The wait is over people, yesterday we gave the news and today Royal Enfield dropped the new Himalayan along with its official prices at the Royal Enfield Motoverse Festival. The Introductory prices start at Rs 2.69 lakh for the base Kaza Brown while the middle Pass colour schemes go up to Rs 2.74 lakh and the Kamet White colour costs Rs 2.79 lakh. The most expensive colour scheme is Hanle Black, which is the most expensive colourway and is priced at Rs 2.84 lakh. Mind you again that these are introductory prices and are valid till 31st December 2023.
The new Himalayan is definitely a big upgrade over the Himalayan 411, and considering that the price difference is Rs 57,000 between the two (for now), the newer Himalayan is very much value for the extra money you are Paying.
Starting with the most highlighted upgrade, the new Himalayan is equipped with a new liquid-cooled, 452 cc, single-cylinder engine dubbed the “Sherpa 450” that produces 40 hp and 40 Nm of torque, which makes it the torquiest single-cylinder engine in the country.
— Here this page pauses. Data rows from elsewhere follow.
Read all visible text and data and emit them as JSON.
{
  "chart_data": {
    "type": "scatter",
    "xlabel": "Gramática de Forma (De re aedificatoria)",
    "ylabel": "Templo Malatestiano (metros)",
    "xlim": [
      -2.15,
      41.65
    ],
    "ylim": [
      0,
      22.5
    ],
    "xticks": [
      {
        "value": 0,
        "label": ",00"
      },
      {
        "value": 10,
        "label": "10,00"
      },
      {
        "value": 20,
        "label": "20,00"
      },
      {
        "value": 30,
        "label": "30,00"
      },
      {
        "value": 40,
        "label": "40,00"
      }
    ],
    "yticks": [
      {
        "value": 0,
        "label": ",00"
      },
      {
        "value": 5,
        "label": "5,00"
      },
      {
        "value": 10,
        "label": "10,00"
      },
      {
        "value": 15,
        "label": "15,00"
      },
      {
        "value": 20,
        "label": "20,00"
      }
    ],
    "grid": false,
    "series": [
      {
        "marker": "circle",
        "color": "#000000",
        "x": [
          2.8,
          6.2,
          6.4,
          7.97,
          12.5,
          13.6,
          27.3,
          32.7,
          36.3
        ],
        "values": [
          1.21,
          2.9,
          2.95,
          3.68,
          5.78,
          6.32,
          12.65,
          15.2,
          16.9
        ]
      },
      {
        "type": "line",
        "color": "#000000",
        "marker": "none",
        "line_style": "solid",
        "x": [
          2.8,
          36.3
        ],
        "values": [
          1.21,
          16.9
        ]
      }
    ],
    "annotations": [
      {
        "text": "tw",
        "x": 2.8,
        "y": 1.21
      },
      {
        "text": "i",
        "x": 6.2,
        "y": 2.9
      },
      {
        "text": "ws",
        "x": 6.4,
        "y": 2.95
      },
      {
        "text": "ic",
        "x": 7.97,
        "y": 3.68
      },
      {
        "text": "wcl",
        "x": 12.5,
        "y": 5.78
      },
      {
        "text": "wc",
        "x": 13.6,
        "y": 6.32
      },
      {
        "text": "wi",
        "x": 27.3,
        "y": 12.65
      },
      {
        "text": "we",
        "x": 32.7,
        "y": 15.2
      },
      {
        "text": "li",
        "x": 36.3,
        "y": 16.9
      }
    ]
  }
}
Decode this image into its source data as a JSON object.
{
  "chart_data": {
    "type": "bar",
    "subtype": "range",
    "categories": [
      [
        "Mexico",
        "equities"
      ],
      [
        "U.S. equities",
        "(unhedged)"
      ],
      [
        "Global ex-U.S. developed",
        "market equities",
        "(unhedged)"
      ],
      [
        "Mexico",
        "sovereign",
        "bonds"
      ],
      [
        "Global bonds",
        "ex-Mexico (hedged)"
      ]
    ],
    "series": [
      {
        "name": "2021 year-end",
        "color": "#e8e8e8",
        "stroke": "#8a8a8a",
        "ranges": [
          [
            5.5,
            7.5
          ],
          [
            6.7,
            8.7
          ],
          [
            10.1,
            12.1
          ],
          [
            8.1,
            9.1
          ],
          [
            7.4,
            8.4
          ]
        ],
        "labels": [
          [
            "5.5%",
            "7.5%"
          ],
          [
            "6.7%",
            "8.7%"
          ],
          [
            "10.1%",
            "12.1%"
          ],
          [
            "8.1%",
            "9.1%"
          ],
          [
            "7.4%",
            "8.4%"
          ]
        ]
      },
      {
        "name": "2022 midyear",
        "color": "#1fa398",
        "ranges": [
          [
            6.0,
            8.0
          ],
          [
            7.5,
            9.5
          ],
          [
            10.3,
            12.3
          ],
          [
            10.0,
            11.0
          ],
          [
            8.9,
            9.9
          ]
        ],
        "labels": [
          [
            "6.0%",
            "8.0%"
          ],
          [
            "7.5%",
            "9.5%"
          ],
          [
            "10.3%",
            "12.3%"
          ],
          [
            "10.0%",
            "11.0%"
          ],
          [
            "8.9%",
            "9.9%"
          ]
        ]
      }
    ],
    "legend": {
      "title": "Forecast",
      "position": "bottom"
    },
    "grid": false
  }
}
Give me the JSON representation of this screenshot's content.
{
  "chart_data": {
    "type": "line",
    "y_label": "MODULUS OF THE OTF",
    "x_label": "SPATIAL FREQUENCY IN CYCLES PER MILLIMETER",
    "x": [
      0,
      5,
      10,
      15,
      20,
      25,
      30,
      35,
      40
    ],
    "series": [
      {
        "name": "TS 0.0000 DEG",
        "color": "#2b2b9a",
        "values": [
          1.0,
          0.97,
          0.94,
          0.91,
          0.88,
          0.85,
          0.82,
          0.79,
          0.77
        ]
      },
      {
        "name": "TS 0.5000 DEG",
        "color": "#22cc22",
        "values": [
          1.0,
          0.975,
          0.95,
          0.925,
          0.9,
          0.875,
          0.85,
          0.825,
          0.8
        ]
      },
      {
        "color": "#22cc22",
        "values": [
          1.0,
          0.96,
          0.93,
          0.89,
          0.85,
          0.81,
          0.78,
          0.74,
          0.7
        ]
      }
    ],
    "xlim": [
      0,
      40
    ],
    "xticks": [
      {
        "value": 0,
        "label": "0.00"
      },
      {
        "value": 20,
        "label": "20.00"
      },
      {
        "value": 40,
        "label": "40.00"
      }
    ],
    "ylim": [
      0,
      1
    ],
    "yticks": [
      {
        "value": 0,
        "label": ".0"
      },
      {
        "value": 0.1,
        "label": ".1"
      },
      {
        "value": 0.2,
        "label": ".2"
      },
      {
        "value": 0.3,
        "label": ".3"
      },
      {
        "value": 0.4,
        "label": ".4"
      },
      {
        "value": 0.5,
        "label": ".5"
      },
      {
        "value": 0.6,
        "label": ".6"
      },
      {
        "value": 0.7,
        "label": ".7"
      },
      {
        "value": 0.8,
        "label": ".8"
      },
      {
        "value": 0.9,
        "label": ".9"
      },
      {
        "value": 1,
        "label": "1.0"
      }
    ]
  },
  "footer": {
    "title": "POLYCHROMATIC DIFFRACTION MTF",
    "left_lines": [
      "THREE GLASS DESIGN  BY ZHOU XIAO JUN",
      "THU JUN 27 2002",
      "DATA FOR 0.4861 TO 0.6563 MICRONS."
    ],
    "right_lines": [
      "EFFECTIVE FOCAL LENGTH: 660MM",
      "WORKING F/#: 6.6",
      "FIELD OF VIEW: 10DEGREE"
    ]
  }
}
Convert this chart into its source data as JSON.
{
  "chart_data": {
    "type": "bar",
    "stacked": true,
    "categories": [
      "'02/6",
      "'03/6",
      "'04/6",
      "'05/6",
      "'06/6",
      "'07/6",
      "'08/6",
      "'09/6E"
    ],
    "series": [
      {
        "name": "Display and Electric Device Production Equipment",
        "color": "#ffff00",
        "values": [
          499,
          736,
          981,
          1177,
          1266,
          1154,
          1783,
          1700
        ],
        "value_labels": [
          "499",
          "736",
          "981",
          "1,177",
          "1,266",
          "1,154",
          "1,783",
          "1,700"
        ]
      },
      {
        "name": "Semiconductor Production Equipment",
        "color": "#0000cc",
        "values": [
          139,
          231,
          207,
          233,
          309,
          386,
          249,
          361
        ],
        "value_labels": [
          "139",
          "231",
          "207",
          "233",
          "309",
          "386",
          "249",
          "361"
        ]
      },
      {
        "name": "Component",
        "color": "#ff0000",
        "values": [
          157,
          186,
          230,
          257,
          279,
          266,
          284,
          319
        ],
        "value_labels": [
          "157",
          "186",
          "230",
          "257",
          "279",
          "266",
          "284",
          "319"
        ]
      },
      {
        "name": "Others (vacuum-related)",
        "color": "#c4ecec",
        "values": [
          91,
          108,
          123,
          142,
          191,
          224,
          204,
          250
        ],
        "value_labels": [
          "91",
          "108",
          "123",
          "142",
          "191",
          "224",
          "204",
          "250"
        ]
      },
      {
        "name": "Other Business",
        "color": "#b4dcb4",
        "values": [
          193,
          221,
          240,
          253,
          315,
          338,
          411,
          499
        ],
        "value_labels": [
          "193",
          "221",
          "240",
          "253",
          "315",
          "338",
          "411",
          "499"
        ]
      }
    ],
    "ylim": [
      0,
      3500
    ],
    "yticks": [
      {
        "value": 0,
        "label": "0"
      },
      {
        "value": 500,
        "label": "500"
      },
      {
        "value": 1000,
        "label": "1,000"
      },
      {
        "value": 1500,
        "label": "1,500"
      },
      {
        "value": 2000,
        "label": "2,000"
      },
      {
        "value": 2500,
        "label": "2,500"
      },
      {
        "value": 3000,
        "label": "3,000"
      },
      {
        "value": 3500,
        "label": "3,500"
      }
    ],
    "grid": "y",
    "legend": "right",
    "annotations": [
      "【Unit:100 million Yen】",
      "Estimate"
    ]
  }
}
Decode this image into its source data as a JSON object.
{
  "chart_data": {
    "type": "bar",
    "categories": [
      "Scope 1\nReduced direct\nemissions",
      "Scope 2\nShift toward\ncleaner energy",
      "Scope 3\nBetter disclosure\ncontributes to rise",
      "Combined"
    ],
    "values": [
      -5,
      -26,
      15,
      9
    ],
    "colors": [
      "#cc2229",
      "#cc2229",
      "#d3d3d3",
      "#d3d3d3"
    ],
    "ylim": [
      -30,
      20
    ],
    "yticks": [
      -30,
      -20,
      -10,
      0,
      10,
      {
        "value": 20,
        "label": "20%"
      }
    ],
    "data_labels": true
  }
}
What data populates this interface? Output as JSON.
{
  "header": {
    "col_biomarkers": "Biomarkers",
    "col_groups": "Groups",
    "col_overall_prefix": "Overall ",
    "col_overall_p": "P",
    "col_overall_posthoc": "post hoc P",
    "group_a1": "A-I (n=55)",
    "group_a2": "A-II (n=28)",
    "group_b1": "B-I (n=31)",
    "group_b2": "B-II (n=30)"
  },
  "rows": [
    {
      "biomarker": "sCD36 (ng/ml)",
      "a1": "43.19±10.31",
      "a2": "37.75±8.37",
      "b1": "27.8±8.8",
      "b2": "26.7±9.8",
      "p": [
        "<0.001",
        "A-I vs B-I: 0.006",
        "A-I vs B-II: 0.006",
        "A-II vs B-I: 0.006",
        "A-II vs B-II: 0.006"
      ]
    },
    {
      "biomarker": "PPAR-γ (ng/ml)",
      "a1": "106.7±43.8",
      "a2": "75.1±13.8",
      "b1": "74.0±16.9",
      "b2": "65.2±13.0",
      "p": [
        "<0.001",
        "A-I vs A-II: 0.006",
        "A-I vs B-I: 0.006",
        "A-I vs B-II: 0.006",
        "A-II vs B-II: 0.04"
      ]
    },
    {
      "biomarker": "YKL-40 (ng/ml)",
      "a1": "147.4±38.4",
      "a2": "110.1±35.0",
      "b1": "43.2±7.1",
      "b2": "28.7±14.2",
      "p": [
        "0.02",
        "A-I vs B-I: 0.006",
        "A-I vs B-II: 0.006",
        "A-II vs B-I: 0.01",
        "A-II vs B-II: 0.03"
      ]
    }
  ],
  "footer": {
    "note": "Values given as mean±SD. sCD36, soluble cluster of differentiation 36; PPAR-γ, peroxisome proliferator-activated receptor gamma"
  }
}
This is also the first time Royal Enfield uses a liquid-cooled engine on one of their models. The bike is paired with a 6-speed gearbox and a slip-and-assist clutch and is almost 10 kg lighter than the old 411 motor even with the fluids for cooling and lubricating.
Apart from the engine, the new Himalayan also gets to be the first bike by Royal Enfield to get a ride-by-wire system and has two basic riding modes – Eco and Performance. Other features include a new Circular TFT 4-inch Digital Display that supports Bluetooth connectivity and Navigation (Google Maps).
The design has also been completely changed and the new ADV bike looks younger and sharper than before but retains the signature round headlamp. The frame used in the bike is completely new and is a steel twin-spar unit and the engine is suspended by a 43 mm USD fork and preload-adjustable monoshock with 200 mm travel in both. Interestingly the seat height is 825 mm as standard despite the ground clearance being 230 mm. The seat height can further be either reduced to 805 mm or increased to 845 mm.
Similar to the earlier bike, wheel sizes are 21/17 inches though the tyres are new units and are specifically used for the new Himalayan with the rear even a radial unit. The braking department is handled by a single 320 mm disc at the front and a 270 mm disc at the rear. Dual-channel ABS is standard with the option to switch the rear one on/off.
With this bike, we say goodbye to the dear Himalayan 411 and although the gap is filled by the smaller Scram 411, it’s not the same. Nonetheless, it is hoped that the new Himalayan doesn’t carry the issues that the previous Himalayan had after its launch.